Thursday 28 October 2010

NOTE: DATA Step's _N_ is PROC SQL's Monotonic

I've made a few posts over the last few months about SQL (particularly its use within Enterprise Guide). One of my unstated issues with SQL is the inability to do the equivalent of DATA step's _N_ to count unique rows. The ability to add a sequence number to a table, or as a contribution to a calculated column (perhaps to create a unique key), is something that I occasionally need.

I recently found PROC SQL's monotonic function in the Tips and Techniques section of the Amadeus web site. It's not documented or supported, so it should be used with caution.
proc sql;
  create table notecolon as
    select * , monotonic() as counter
    from mylib.mytable;
run;
SAS Usage Note 15138 says that the monotonic function is not supported in PROC SQL and that using the monotonic function in PROC SQL can cause missing or non-sequential values to be returned.

In the right circumstances, the monotonic function can be useful.
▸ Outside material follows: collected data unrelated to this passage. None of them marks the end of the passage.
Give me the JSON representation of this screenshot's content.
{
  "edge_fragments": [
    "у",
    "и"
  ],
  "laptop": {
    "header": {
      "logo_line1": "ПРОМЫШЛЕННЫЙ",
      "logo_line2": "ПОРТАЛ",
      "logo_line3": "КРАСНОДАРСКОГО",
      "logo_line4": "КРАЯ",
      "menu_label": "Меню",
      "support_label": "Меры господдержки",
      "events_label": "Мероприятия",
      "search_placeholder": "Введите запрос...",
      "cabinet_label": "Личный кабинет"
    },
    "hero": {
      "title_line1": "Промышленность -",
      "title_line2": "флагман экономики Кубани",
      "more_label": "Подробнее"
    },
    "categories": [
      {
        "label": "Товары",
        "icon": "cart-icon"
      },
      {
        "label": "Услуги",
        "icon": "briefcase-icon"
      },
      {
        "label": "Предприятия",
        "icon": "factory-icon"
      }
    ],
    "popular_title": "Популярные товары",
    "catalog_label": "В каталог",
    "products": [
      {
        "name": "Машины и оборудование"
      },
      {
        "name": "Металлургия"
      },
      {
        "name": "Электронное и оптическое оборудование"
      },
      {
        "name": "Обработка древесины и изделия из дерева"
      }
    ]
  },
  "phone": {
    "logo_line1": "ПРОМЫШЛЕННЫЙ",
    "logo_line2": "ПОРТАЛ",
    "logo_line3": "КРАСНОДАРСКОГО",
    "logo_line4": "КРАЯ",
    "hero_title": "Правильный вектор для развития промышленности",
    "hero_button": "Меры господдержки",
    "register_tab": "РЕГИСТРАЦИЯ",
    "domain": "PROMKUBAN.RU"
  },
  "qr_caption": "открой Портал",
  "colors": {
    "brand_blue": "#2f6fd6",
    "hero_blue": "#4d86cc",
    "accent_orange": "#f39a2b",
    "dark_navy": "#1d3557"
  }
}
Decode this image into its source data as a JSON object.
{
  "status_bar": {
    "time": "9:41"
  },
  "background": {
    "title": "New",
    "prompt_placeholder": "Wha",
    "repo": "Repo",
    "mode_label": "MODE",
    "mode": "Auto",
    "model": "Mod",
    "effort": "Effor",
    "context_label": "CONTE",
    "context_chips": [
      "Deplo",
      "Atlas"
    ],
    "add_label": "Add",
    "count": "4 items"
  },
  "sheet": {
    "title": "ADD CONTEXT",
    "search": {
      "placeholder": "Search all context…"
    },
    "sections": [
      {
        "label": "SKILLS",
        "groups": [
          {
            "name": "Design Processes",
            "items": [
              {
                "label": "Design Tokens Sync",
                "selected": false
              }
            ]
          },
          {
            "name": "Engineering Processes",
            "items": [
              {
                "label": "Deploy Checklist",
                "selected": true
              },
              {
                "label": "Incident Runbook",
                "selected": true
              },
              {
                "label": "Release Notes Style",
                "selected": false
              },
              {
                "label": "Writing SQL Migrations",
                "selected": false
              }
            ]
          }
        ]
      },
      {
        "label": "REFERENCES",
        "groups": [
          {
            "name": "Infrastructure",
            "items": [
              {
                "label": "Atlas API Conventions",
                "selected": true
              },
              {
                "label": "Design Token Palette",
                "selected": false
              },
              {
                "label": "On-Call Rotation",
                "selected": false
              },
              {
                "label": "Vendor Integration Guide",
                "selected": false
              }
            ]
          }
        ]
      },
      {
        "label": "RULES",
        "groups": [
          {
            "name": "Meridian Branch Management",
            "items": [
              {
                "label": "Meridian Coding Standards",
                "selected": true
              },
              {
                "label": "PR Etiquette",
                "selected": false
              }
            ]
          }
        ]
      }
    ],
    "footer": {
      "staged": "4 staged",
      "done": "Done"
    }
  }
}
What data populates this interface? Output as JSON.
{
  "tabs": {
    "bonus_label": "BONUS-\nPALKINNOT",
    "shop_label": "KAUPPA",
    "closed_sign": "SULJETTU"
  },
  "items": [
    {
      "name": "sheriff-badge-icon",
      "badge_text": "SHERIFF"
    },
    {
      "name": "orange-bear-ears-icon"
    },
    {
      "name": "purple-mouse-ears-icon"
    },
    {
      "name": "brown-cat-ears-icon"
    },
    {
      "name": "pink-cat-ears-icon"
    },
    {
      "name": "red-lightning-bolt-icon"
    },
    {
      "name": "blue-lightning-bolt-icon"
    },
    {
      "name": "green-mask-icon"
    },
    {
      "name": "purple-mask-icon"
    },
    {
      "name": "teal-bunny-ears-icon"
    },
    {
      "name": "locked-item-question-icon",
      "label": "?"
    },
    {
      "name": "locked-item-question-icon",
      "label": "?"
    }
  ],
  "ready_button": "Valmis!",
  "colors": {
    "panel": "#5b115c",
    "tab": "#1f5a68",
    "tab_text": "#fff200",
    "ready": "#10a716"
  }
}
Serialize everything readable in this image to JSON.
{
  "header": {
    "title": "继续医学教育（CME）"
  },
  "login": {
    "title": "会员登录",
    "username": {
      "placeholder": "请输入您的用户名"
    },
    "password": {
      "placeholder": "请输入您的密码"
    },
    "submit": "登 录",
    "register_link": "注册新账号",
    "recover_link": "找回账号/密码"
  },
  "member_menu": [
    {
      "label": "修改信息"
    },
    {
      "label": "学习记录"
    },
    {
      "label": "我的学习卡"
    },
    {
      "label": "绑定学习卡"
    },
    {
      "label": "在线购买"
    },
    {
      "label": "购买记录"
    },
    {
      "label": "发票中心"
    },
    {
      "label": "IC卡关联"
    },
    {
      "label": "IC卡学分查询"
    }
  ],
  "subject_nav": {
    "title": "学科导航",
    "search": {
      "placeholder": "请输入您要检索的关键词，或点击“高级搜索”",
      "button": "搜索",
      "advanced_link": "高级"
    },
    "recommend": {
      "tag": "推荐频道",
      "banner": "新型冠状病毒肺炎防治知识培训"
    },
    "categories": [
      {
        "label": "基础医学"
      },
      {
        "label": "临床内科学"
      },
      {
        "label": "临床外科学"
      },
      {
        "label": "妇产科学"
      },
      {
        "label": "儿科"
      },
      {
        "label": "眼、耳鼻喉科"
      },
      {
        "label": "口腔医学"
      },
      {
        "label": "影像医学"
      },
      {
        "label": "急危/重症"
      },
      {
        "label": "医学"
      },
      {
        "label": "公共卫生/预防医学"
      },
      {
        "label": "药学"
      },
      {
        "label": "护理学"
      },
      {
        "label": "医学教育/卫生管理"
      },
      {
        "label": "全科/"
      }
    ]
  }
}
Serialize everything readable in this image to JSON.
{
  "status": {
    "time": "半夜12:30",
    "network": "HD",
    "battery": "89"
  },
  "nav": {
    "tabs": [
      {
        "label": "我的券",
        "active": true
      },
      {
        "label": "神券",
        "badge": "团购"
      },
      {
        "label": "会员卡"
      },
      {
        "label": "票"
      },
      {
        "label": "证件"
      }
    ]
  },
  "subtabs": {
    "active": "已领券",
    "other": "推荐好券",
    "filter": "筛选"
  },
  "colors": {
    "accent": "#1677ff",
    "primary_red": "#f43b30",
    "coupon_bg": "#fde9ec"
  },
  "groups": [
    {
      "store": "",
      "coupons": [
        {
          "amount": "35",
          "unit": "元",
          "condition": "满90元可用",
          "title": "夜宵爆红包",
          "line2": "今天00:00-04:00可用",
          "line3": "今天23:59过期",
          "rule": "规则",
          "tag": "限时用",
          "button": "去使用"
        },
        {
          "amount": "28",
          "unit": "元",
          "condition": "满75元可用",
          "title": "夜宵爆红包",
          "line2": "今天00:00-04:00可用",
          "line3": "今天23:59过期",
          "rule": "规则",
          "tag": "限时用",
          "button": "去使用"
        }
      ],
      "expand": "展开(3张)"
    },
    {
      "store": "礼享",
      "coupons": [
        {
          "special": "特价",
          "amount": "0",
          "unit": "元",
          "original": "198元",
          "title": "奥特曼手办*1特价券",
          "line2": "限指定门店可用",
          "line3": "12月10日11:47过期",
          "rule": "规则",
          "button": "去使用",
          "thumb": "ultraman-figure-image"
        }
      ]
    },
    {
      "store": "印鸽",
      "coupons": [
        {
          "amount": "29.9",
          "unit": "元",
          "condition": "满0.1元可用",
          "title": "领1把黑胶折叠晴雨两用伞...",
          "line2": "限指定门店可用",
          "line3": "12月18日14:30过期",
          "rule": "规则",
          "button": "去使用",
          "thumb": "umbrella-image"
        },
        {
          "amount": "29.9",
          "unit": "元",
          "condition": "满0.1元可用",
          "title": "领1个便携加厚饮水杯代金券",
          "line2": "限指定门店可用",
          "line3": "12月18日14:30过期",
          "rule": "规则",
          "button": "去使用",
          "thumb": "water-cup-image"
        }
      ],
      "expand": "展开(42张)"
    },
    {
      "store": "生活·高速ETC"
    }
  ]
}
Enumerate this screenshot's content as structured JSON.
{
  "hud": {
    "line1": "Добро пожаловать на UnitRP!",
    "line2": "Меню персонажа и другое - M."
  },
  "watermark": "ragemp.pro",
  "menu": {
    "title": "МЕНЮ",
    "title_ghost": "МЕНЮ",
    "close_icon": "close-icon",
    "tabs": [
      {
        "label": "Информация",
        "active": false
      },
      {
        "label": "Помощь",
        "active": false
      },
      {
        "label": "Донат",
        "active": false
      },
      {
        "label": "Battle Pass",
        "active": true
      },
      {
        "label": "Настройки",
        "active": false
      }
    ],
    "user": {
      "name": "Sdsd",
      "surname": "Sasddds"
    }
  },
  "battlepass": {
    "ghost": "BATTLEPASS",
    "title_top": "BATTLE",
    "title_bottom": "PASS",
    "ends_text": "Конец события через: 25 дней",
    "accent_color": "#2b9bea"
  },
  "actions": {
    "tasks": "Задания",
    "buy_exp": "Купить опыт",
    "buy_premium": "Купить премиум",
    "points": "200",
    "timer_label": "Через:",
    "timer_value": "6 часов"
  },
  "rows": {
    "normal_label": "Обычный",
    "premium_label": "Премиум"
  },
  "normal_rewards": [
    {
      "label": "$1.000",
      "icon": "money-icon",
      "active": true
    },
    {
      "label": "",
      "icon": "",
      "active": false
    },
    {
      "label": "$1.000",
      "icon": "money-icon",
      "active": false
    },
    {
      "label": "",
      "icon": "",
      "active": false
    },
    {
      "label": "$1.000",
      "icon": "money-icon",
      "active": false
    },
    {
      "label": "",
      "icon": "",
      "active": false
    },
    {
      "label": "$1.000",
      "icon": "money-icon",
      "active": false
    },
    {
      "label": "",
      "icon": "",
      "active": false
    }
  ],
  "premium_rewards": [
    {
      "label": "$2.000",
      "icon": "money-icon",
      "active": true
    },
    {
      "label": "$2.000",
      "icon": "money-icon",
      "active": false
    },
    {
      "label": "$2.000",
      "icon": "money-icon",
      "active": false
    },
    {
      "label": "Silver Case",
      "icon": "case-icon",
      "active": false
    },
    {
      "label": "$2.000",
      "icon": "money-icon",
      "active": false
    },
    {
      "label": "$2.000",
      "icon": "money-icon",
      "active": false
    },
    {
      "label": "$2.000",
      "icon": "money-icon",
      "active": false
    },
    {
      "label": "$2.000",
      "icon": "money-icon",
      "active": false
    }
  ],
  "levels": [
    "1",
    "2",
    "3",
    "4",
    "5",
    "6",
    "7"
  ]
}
And Amadeus have plenty more useful tips and techniques to peruse and use!

Wednesday 27 October 2010

NOTE: SAS TALKS Celebrates One Year

At the same time as we mark the passing of Benoît Mandelbrot, SAS TALKS is celebrating its first birthday.

SAS TALKS is a series of free webinars offered by SAS and featuring SAS technical experts. You can watch any of the last year's ten webinars from the SAS TALKS archive. The eleventh and most recent ("Feeding Output from PROC SUMMARY into a SAS9 OLAP Cube" by Michelle Buchecker from SAS) will be available soon.

These webinars are usually presented very well and contain useful, insightful information. If you attend the live versions you can ask questions too.

The next live webinar to watch will be "That's Not What I Meant: Adventures in Defining New Variables" by A. John Bailer from Miami University. This will be broadcast on Thursday November 11th and you can sign-up on SAS TALKS' Featured page. John will shows tips and tricks for correctly constructing and recoding variables, plus pits and traps to avoid.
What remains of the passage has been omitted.